Volume 23, Number 03, Spring, 2005

Reflex

By Steven Gould

Tor, 2004, $25.95
Reviewed by William H. Stoddard
April 2005

In his first novel, Jumper, Steven Gould introduced Davy Rice, a young man with the ability to teleport. In Reflex, his latest novel, he returns to Davy and his wife, Millie Harrison-Rice, a decade after the end of Jumper. Reflex reexamines some aspects of teleportation, and in particular one of the key assumptions of most stories about teleportation: that a teleporter can’t be imprisoned.

In Reflex, Davy is the target of a kidnapping, carried out by agents of a conspiratorial force that wants to use his unique ability for its own purposes. Over the course of the novel, they work with several different methods of restraining him, both physical and psychological. Gould shows that disturbingly effective restraints are possible for a sufficiently ruthless captor. But he also makes the point that no restraint is absolute. Davy spends much of his time in captivity testing the limits of his restraints. And, despite strong ethical scruples, which shaped his earlier career as an agent of the National Security Agency, he is able to resist his captors sufficiently to make himself effectively useless to them, while at the same time their investigations of his abilities suggest to him some new applications of his power to teleport.

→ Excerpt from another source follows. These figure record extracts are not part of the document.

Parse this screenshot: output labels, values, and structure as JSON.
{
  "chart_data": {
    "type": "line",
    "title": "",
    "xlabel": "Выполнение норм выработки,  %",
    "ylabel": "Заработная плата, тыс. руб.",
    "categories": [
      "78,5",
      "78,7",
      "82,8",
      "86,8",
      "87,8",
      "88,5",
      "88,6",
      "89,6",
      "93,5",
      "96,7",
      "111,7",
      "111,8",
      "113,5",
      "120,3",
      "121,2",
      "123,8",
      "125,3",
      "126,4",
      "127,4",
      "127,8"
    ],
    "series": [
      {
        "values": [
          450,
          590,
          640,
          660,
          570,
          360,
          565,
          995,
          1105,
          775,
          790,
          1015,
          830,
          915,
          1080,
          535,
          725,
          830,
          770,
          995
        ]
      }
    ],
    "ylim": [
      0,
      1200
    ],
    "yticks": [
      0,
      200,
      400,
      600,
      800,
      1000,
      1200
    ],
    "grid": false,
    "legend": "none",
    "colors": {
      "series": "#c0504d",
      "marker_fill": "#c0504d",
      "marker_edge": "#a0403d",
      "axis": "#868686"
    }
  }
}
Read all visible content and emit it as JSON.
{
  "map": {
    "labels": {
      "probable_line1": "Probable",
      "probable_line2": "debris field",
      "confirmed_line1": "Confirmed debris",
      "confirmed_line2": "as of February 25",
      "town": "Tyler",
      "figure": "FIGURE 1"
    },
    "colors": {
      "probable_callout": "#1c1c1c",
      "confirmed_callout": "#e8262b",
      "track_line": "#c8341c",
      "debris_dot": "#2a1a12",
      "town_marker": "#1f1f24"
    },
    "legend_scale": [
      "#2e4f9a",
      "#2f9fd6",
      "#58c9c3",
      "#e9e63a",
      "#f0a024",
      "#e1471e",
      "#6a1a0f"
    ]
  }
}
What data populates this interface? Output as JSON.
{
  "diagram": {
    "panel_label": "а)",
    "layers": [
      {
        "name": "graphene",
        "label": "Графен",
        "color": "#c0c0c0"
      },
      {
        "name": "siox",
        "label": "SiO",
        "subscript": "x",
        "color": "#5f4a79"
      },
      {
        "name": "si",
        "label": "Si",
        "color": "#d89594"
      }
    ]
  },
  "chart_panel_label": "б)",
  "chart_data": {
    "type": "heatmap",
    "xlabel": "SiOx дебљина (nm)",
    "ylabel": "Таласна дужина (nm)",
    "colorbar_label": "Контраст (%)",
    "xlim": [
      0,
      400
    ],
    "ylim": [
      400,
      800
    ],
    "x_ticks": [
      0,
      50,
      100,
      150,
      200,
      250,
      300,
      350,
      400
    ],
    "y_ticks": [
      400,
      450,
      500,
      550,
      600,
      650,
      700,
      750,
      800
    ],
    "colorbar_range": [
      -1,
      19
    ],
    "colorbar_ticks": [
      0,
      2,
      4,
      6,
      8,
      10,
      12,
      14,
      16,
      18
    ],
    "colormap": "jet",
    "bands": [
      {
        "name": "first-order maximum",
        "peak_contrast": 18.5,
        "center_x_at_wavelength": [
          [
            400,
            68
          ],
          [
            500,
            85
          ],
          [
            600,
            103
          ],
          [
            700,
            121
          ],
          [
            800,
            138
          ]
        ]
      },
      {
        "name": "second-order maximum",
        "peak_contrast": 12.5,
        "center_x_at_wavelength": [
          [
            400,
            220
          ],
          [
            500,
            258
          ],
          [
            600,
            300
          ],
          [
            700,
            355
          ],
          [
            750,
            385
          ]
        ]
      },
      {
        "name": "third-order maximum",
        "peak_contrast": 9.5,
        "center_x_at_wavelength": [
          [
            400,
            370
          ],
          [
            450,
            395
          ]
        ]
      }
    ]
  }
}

In parallel, we see his wife’s reaction to his disappearance, which introduces a new complication: over many years of exposure to his ability, she has become capable of teleportation also. As he works to resist his captors, she works to identify them and free him from them. This aspect of the story could have been stronger; Millie defeats people with combat training a little too easily, simply by relying on her ability to teleport, and she also bypasses security arrangements with that same ability—but having decided to kidnap one teleporter, any adequately paranoid security force ought to have assumed there could be more and had countermeasures waiting for them.

Eventually the two plots converge in a dramatic climax—but the rescue/escape doesn’t solve all the problems. Gould spends several more chapters working out further problems, of which some are resolved and others remain unsolved, as a possible basis for a sequel.

Despite its flaws, Reflex is an ingenious exploration of one of science fiction’s classic conceptual puzzles. It’s also a sympathetic portrayal of a man of integrity resisting captivity and brainwashing. And it’s a story of the mutual loyalty that motivates Davy’s resistance. Readers of Prometheus are likely to find these themes sympathetic and to enjoy Gould’s exploration of them, as I did.